The lawsuit was filed against Governor Baker in June on behalf of plaintiffs — a group of businesses including two hair salons, a tanning salon, a boxing gym, a conference center, and others — by the New Civil Liberties Alliance. Plaintiffs argued, among other things, that the Governor’s emergency declaration and emergency orders are unenforceable due to certain specifications of the CDA, and furthermore, that his actions violate the separation of powers under Article 30 of the Massachusetts Declaration of Rights and plaintiffs’ federal and state constitutional rights to due process and assembly.
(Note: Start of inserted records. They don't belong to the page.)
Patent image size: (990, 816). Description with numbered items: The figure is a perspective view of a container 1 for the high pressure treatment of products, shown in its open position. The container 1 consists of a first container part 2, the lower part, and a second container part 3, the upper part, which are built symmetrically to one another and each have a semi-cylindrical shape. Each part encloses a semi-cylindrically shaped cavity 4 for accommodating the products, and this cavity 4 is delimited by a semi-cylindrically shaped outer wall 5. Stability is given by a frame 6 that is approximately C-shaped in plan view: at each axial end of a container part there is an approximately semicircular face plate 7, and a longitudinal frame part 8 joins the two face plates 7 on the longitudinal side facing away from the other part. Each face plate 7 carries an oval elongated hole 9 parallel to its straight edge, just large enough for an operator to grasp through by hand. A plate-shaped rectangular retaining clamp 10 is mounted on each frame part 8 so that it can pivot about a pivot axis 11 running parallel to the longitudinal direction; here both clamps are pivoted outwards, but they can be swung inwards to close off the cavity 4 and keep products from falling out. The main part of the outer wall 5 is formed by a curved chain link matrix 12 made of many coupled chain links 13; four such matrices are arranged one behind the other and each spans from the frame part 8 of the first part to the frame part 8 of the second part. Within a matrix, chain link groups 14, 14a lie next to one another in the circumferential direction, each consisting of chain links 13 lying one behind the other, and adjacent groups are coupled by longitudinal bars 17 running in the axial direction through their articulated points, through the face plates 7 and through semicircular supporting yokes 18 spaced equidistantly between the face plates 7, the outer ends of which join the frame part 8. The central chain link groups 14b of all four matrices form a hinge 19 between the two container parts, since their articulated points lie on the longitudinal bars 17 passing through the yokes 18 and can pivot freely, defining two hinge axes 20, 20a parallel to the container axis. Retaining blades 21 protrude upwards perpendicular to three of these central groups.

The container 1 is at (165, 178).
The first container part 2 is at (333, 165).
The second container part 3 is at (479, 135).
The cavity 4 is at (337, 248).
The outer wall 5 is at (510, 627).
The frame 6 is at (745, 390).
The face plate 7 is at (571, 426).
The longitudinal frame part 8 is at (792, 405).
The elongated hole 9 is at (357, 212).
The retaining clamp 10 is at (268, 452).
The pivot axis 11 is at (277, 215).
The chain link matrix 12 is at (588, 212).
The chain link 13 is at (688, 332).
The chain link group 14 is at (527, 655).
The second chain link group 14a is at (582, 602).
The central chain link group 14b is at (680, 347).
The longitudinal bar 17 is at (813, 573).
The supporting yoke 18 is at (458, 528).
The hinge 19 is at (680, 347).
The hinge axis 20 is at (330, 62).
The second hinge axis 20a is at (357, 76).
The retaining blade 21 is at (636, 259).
In early September, Mintz filed a brief in the case on behalf of amici curiae the Massachusetts Health & Hospital Association (MHA), a voluntary nonprofit organization that serves as the voice for hospitals, health care systems, other care providers in the Commonwealth; the Massachusetts Medical Society (MMS), the oldest continuously operating state medical association in the United States, which is dedicated to educating and advocating for the patients and physicians of Massachusetts; and the Organization of Nurse Leaders (ONL), a nonprofit professional membership organization for current and aspiring nurse leaders, in support of Governor Baker’s gubernatorial authority under the CDA.
Mintz’s amicus brief argued that Governor Baker has exercised his authority properly under the CDA, and separately, provided insight into the necessity for and efficacy of the Governor’s actions from the perspective of MHA, MMS, and ONL, whose members are frontline workers in the Commonwealth’s ongoing battle against the pandemic. The brief stated, “to put it simply, that battle cannot be won (and could yet be lost) if the Governor’s office is prevented from using the authority granted to it by the CDA.” Additionally, “The levels of sickness and death caused by the virus, and accompanying strains placed on our health care infrastructure and workforce, have been unprecedented in modern Massachusetts history.”
Associate Justice Elspeth B. Cypher’s 41-page opinion aligned with Mintz’s key argument, upholding that Governor Baker’s power to declare a state of emergency under the CDA extends to the COVID-19 pandemic through the phrase “other natural causes.” The opinion stated, "given that COVID-19 is a pandemic that has killed over a million people worldwide, it spreads from person to person, effective vaccines have not yet been distributed, there is no known cure, and a rise in cases threatens to overrun the commonwealth's hospital system, it is a natural cause for which action is needed to 'protect the public peace, health, security and safety, and to preserve the lives and property of the people of the commonwealth.’"
The Mintz team that drafted and filed the amicus brief in Desrosiers v. Baker was led by Member and Chair of the firm’s Government Law Practice Elissa Flynn-Poppey, along with Co-chairs of the firm’s Appellate Practice Group Emily Kanstroom Musgrave (Member) and Andrew Nathanson (Special Counsel).
Separately, Mintz has joined forces to help slow the spread and mitigate the effects of COVID-19 in Massachusetts through various pro bono efforts. For example, Ms. Flynn-Poppey advised Governor Baker and First Lady Lauren Baker on the launch of the Massachusetts COVID-19 Relief Fund to support those across the state most impacted by the pandemic. She continues to provide pro bono legal counsel to the Fund. In addition, Ms. Flynn-Poppey was a member of the Mintz team that provided pro bono legal counsel to global health nonprofit Partners in Health regarding its groundbreaking Community Tracing Collaborative to contain the spread of COVID-19 and increase the state’s capacity for contact tracing.